How To Prevent And Stop Hypertension From Affecting Your Cardiovascular System

Hypertension is an important contributor to heart disease, heart attacks, and premature death, but the key to prevention is addressing vascular disorders in your family and at an early age. This is an important talk by Dr. James E.

Hypertension is considered a lifestyle disease, but it is actually a disease of vascular disease. This talk discusses why this is the case, including how vascular disease affects blood vessel structure and function. As a pediatrician at Children’s Hospital of Philadelphia, I work in cardiovascular disease prevention. This is an urgent need! In a way, this is like a warning shot: I hope this can be a source of wisdom about the real causes of hypertension, leading to better preventive care in future generations.

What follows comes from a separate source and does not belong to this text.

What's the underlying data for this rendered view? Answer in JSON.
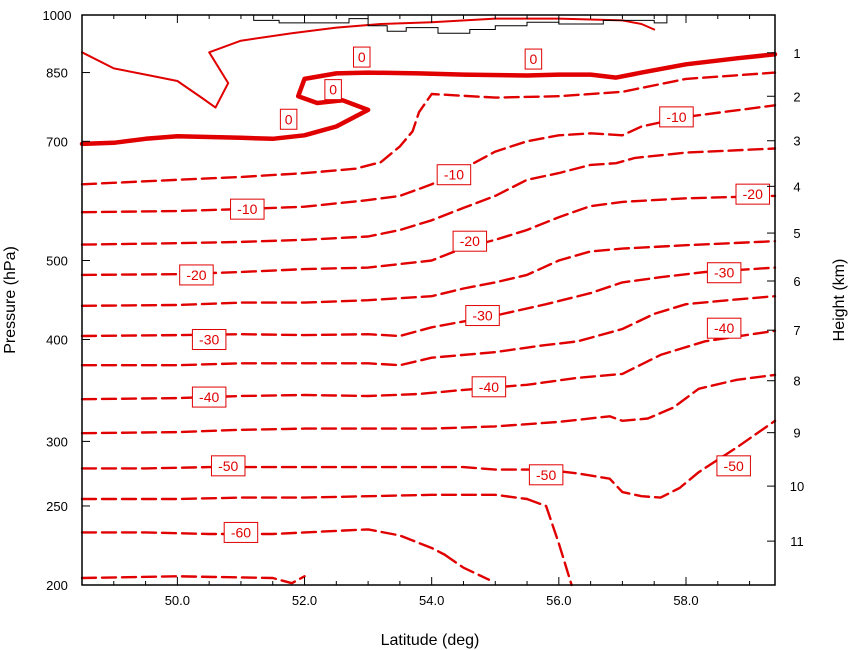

You may know that the “diabetes epidemic” has been very misleading because many of the new cases are actually due to hypertension. I will show you how hypertension makes these new individuals hyper-sensitive to insulin. This is a major problem because you cannot be insulin-sensitive and also hypertensive! Hypertension is a disease that affects more than just your blood pressure, though. This information will explain how it has impacted my practice, family, friends, parents, and loved ones, and hopefully make other people think about it.

A little known, but very dangerous consequence of high blood pressure is the increased risk for developing Alzheimer type dementia

Your blood pressure can be affected by many factors, but there are three main risk factors that raise the risk of cardiovascular disease regardless of the other risks.   You can prevent these risk factors by: reducing your total cholesterol level and LDL cholesterol ;

reducing your triglycerides level and HDL cholesterol; and

taking two or three medications as stated in the main talk at the end of this discussion.

You have heard of the “disease of affluence” but this discussion about hypertension reveals that not all people with hypertension are wealthy – even in the most affluent countries. There is a very real risk that hypertension will end up as one of these three main risk factors for cardiovascular disease, and it can end up affecting many other aspects of cardiovascular disease, such as heart attack, heart disease, cancer, and even stroke.

The three risk factors are:   blood pressure, high triglycerides, and high HDL

What does the “disease of affluence” mean for those who already have hypertension?

This risk is increased when you already have hypertension. You do not need an “invasion” of an already high-risk disease to get hypertension or the risk for cardiovascular disease.   This is a well-documented fact in hypertension.

It is estimated that some 40% of women who are already hypertensive will develop hypertension as adults.   Some of these women will be treated with cholesterol-restricting medications. This raises the blood pressure even more and exacerbates the other hypertension risk factors.

For men, about 20% will have hypertension as adults, and the risk is even higher for those with higher cholesterol levels and LDL cholesterol.   And, of course, hypertension will make men even more prone to cardiovascular disease.

One of the most common questions is “Is there anything I can do?”   Many will have a conversation about the medications they start by the age of 50. I will explain the importance of lifestyle changes like exercise and eating right, but let me be clear that the risk is much higher for the many than it is for the few. The real need is to be preventive and have healthy lifestyle changes that can prevent these changes from being made.

What does high-density lipoprotein (HDL) LDL cholesterol do for my arteries?

Some of your HDL cholesterol is destroyed every month. This can damage your arteries. If yours are clogged up, the risk is about 20 times higher than if you had perfect blood vessel efficiency.